Overview
Our group, group 4, comprises of one mechanical engineer, one electrical engineer, and three computer engineers. Three of our members are international students, and this project marks the first time we’ve collaborated. Despite our diverse backgrounds, we are all enthusiastic about this semester ahead and committed to working closely across our respective disciplines.
The mechanical engineer will be responsible for developing the physical design and contributing feasible design proposals aligned with the project’s goals. The computer engineers will focus on navigation control and all AI-related components. The electrical engineer will ensure seamless integration between mechanical systems and software functionality.
Project Criteria
During the first week, we brainstormed multiple ideas and evaluated them against a set of criteria to identify the most suitable project. The questions helped guide our decision while deciding on a project:
Is the project viable?
Can this project be realistically completed within the timeframe provided in this course?
Is it budget-friendly?
Do we have access to the necessary materials and resources to implement the desired functionality?
Is it complex yet achievable?
We assessed whether each idea offered sufficient scope for all disciplines—programming, mechanical, and electrical. If a concept lacked depth for one or more members, we considered expanding its requirements to ensure a balanced workload: challenging but attainable. However, we remained mindful not to deviate from the core objective.
Is it testable?
A key requirement of this course is to demonstrate a working prototype. If a concept lacked a practical or physical application, it was deemed unsuitable.
Is it engaging?
We recognized that genuine interest in the project would foster motivation and sustained effort throughout the semester.
Summary of Criteria
Feasible within the timeframe
Budget conscious
Technically challenging yet manageable
Practically testable
Engaging and enjoyable
Methodology
While enthusiasm is essential in any project, we also established clear expectations, boundaries, and a structured workflow to ensure we remain on the right path, with the most effective progress each week. Therefore, for this project we adopted an agile methodology, holding weekly meetings with 15-minute sprint reviews at the start of each session. These sessions will act like reviews, allowing members to share updates, assess progress, and ask for support if needed.
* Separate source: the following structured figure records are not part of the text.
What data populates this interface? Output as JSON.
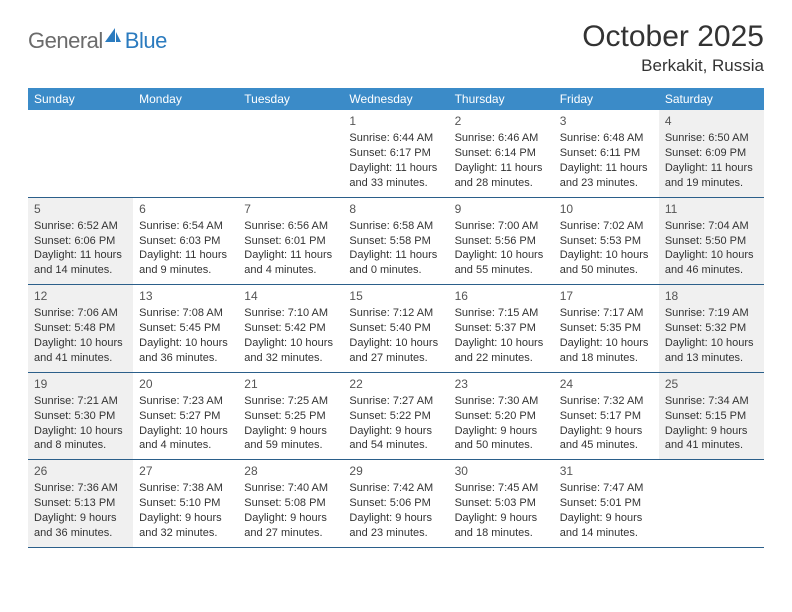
{
  "logo": {
    "general": "General",
    "blue": "Blue"
  },
  "title": "October 2025",
  "location": "Berkakit, Russia",
  "colors": {
    "header_bg": "#3b8bc8",
    "header_text": "#ffffff",
    "border": "#2b5f8a",
    "shaded_bg": "#f0f0f0",
    "text": "#333333",
    "logo_gray": "#6b6b6b",
    "logo_blue": "#2b7bbf"
  },
  "weekdays": [
    "Sunday",
    "Monday",
    "Tuesday",
    "Wednesday",
    "Thursday",
    "Friday",
    "Saturday"
  ],
  "weeks": [
    [
      {
        "n": "",
        "sr": "",
        "ss": "",
        "dl": ""
      },
      {
        "n": "",
        "sr": "",
        "ss": "",
        "dl": ""
      },
      {
        "n": "",
        "sr": "",
        "ss": "",
        "dl": ""
      },
      {
        "n": "1",
        "sr": "Sunrise: 6:44 AM",
        "ss": "Sunset: 6:17 PM",
        "dl": "Daylight: 11 hours and 33 minutes."
      },
      {
        "n": "2",
        "sr": "Sunrise: 6:46 AM",
        "ss": "Sunset: 6:14 PM",
        "dl": "Daylight: 11 hours and 28 minutes."
      },
      {
        "n": "3",
        "sr": "Sunrise: 6:48 AM",
        "ss": "Sunset: 6:11 PM",
        "dl": "Daylight: 11 hours and 23 minutes."
      },
      {
        "n": "4",
        "sr": "Sunrise: 6:50 AM",
        "ss": "Sunset: 6:09 PM",
        "dl": "Daylight: 11 hours and 19 minutes.",
        "shaded": true
      }
    ],
    [
      {
        "n": "5",
        "sr": "Sunrise: 6:52 AM",
        "ss": "Sunset: 6:06 PM",
        "dl": "Daylight: 11 hours and 14 minutes.",
        "shaded": true
      },
      {
        "n": "6",
        "sr": "Sunrise: 6:54 AM",
        "ss": "Sunset: 6:03 PM",
        "dl": "Daylight: 11 hours and 9 minutes."
      },
      {
        "n": "7",
        "sr": "Sunrise: 6:56 AM",
        "ss": "Sunset: 6:01 PM",
        "dl": "Daylight: 11 hours and 4 minutes."
      },
      {
        "n": "8",
        "sr": "Sunrise: 6:58 AM",
        "ss": "Sunset: 5:58 PM",
        "dl": "Daylight: 11 hours and 0 minutes."
      },
      {
        "n": "9",
        "sr": "Sunrise: 7:00 AM",
        "ss": "Sunset: 5:56 PM",
        "dl": "Daylight: 10 hours and 55 minutes."
      },
      {
        "n": "10",
        "sr": "Sunrise: 7:02 AM",
        "ss": "Sunset: 5:53 PM",
        "dl": "Daylight: 10 hours and 50 minutes."
      },
      {
        "n": "11",
        "sr": "Sunrise: 7:04 AM",
        "ss": "Sunset: 5:50 PM",
        "dl": "Daylight: 10 hours and 46 minutes.",
        "shaded": true
      }
    ],
    [
      {
        "n": "12",
        "sr": "Sunrise: 7:06 AM",
        "ss": "Sunset: 5:48 PM",
        "dl": "Daylight: 10 hours and 41 minutes.",
        "shaded": true
      },
      {
        "n": "13",
        "sr": "Sunrise: 7:08 AM",
        "ss": "Sunset: 5:45 PM",
        "dl": "Daylight: 10 hours and 36 minutes."
      },
      {
        "n": "14",
        "sr": "Sunrise: 7:10 AM",
        "ss": "Sunset: 5:42 PM",
        "dl": "Daylight: 10 hours and 32 minutes."
      },
      {
        "n": "15",
        "sr": "Sunrise: 7:12 AM",
        "ss": "Sunset: 5:40 PM",
        "dl": "Daylight: 10 hours and 27 minutes."
      },
      {
        "n": "16",
        "sr": "Sunrise: 7:15 AM",
        "ss": "Sunset: 5:37 PM",
        "dl": "Daylight: 10 hours and 22 minutes."
      },
      {
        "n": "17",
        "sr": "Sunrise: 7:17 AM",
        "ss": "Sunset: 5:35 PM",
        "dl": "Daylight: 10 hours and 18 minutes."
      },
      {
        "n": "18",
        "sr": "Sunrise: 7:19 AM",
        "ss": "Sunset: 5:32 PM",
        "dl": "Daylight: 10 hours and 13 minutes.",
        "shaded": true
      }
    ],
    [
      {
        "n": "19",
        "sr": "Sunrise: 7:21 AM",
        "ss": "Sunset: 5:30 PM",
        "dl": "Daylight: 10 hours and 8 minutes.",
        "shaded": true
      },
      {
        "n": "20",
        "sr": "Sunrise: 7:23 AM",
        "ss": "Sunset: 5:27 PM",
        "dl": "Daylight: 10 hours and 4 minutes."
      },
      {
        "n": "21",
        "sr": "Sunrise: 7:25 AM",
        "ss": "Sunset: 5:25 PM",
        "dl": "Daylight: 9 hours and 59 minutes."
      },
      {
        "n": "22",
        "sr": "Sunrise: 7:27 AM",
        "ss": "Sunset: 5:22 PM",
        "dl": "Daylight: 9 hours and 54 minutes."
      },
      {
        "n": "23",
        "sr": "Sunrise: 7:30 AM",
        "ss": "Sunset: 5:20 PM",
        "dl": "Daylight: 9 hours and 50 minutes."
      },
      {
        "n": "24",
        "sr": "Sunrise: 7:32 AM",
        "ss": "Sunset: 5:17 PM",
        "dl": "Daylight: 9 hours and 45 minutes."
      },
      {
        "n": "25",
        "sr": "Sunrise: 7:34 AM",
        "ss": "Sunset: 5:15 PM",
        "dl": "Daylight: 9 hours and 41 minutes.",
        "shaded": true
      }
    ],
    [
      {
        "n": "26",
        "sr": "Sunrise: 7:36 AM",
        "ss": "Sunset: 5:13 PM",
        "dl": "Daylight: 9 hours and 36 minutes.",
        "shaded": true
      },
      {
        "n": "27",
        "sr": "Sunrise: 7:38 AM",
        "ss": "Sunset: 5:10 PM",
        "dl": "Daylight: 9 hours and 32 minutes."
      },
      {
        "n": "28",
        "sr": "Sunrise: 7:40 AM",
        "ss": "Sunset: 5:08 PM",
        "dl": "Daylight: 9 hours and 27 minutes."
      },
      {
        "n": "29",
        "sr": "Sunrise: 7:42 AM",
        "ss": "Sunset: 5:06 PM",
        "dl": "Daylight: 9 hours and 23 minutes."
      },
      {
        "n": "30",
        "sr": "Sunrise: 7:45 AM",
        "ss": "Sunset: 5:03 PM",
        "dl": "Daylight: 9 hours and 18 minutes."
      },
      {
        "n": "31",
        "sr": "Sunrise: 7:47 AM",
        "ss": "Sunset: 5:01 PM",
        "dl": "Daylight: 9 hours and 14 minutes."
      },
      {
        "n": "",
        "sr": "",
        "ss": "",
        "dl": ""
      }
    ]
  ]
}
For communication we selected Microsoft Teams as our primary platform to maintain efficiency and organization.
Group Members
Darkio Eleno Schneider Luft Santos: Computer Engineering
Bram van den Nieuwendijk: Mechanical Engineering
Åsmund Wigen Thygesen: Computer Engineering
Sulaf Bozomqita: Computer Engineering
Rick Embregts: Electrical Engineering
Landing on a Project
Using the criteria above, we explored several creative and technically viable ideas. After thorough discussion, we narrowed our options to the following five concepts:
Drawing Machine
Sorting Machine
Autonomous Submarine
Robotic Facial Mimicker
Weed Exterminator
Each idea was evaluated against our criteria. We considered ways to increase complexity while brainstorming, and possible issues we might meet along the way.
Drawing Machine: Initially promising, but ultimately too simplistic. Even with added features like color and shading, it lacked sufficient scope for three computer engineers and failed the “complex yet doable” criteria.
Sorting Machine: Had diverse applications, such as a robotic trash sorter using mechanical arms to pick up trash from the wrong bin and sort it into the correct bin itself, or flappers on a conveyor belt to sort flasks. However, it lacked excitement and engagement, leading us to deprioritize it.
Autonomous Submarine: The autonomous submarine had a relatively fair share of votes. We were rather excited with the concept of an autonomous submarine, and thought of different application possibilities for it, such as exploring marine biology, or collecting plastic. However, after speaking with the supervisor, we figured it did not pass the testing criteria, seeing it was not possible to have an aquarium in Dronesonen.
Weed Exterminator: This concept stood out as the most promising. It was engaging, adaptable, budget-friendly, testable, and offered sufficient complexity for all disciplines. It received the highest number of votes as well.
We officially selected the Autonomous Robotic Weed Killer, named AROWEEK.
AROWEEK – Requirements
We categorized our requirements using an ABC priority system:
A – Must-Have Requirements
The robot shall operate autonomously.
It shall navigate in the X, Y, and Z directions.
It shall locate all weeds within the terrain.
It shall distinguish between weeds and other botanical elements.
It shall apply weed control to identified weeds.
It shall be capable of recharging.
B – Should-Have Requirements
The robot should detect obstacles.
It should map the terrain.
It should recognize when the spray tank is empty.
C – Could-Have (Optional) Requirements
The robot could include an autonomous charging station.
It could feature a dashboard website to display performance statistics and efficiency metrics.
Conclusion
By successfully implementing these requirements, we aim to develop a fully functional autonomous robot that meets these objectives in this course.